Within certain industries, there are standards organizations that have promulgated specifications for certain types of electronics chassis. One example of such an organization is the PCI Industrial Computer Manufacturers Group (PICMG) and an example of such a specification is PICMG 3.0 Rev. 2.0 or as further updated, and more commonly known, the Advanced Telecom Computing Architecture (ATCA) specification. The ATCA defines specifications for a standards-based telecommunications computing platform. It was developed by a cross-section of over 100 industry suppliers and telecom equipment manufacturers.

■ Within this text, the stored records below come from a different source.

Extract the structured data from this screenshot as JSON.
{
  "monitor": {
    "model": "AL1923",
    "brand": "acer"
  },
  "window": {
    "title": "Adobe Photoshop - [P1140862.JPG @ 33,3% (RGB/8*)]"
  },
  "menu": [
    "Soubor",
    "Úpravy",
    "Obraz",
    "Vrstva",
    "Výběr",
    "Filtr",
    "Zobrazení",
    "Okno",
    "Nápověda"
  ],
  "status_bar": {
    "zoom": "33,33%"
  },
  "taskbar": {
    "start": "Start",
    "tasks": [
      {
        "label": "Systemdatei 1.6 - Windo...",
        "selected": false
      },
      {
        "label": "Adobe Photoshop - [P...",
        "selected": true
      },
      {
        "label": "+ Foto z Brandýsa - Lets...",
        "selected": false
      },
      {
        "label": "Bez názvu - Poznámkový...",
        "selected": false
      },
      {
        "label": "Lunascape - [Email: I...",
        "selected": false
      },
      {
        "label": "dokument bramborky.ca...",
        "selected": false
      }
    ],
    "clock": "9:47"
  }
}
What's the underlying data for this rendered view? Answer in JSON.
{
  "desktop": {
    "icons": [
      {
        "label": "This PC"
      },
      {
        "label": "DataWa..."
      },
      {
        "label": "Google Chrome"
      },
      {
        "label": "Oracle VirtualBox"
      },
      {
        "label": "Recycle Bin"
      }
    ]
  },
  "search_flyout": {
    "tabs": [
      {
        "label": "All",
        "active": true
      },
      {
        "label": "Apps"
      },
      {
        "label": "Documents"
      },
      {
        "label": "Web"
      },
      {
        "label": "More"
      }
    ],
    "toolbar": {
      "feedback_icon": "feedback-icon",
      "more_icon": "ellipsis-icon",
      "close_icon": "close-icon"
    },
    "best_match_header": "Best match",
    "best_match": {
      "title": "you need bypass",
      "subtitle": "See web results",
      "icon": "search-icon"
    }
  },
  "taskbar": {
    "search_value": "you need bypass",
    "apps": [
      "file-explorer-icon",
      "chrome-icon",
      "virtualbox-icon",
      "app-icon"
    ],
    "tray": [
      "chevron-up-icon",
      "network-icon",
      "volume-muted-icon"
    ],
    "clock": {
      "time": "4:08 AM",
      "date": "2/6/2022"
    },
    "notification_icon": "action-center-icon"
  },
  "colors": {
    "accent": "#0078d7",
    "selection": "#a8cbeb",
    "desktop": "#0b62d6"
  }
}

The ATCA defines an open switch fabric based platform delivering an industry standard in performance, fault tolerance, as well as a scalable solution for telecommunications and data center equipment. The base specification defines the physical and electrical characteristics of an off-the-shelf, modular chassis based on switch fabric connections between hot swappable blades. The ATCA base specification defines the boards form factors, core backplane fabric connectivity, power, management interfaces, and the electromechanical specifications of the boards. The electromechanical specification enables equipment from different vendors to be incorporated in a modular fashion while being guaranteed to operate.
Although the ATCA has provided a significant improvement with respect to providing standardized telecom and computer component interfaces and operability, several of the design specifications have failed to account for the growth in the processing speed and density of electronics board. For instance, the 200 W power dissipation per slot permitted by the specification places a restriction on how much heat can be generated by a board, while not defining the location of the heat sources. To meet ever-increasing bandwidth demands, processing speeds have increased faster than anticipated by the ATCA. Accordingly, as there is a direct relationship between speed and power consumption—the faster the processor speed, the higher the power consumption of the processor—a greater amount of heat must be dissipated by an ATCA chassis including boards having processors with faster processing speeds. In view of the rigid board form factors defined by the ATCA base specification, this leads to problems in achieving sufficient cooling for high-speed and high-power components such as processors, since the majority of the 200 W will be consumed by those components. Further, due to operation at the edge of current cooling capacity, even partial failure of the cooling system (e.g., one or more fans) may result in damaged components or undesired system shut down.
It is against this background that the present invention has been developed.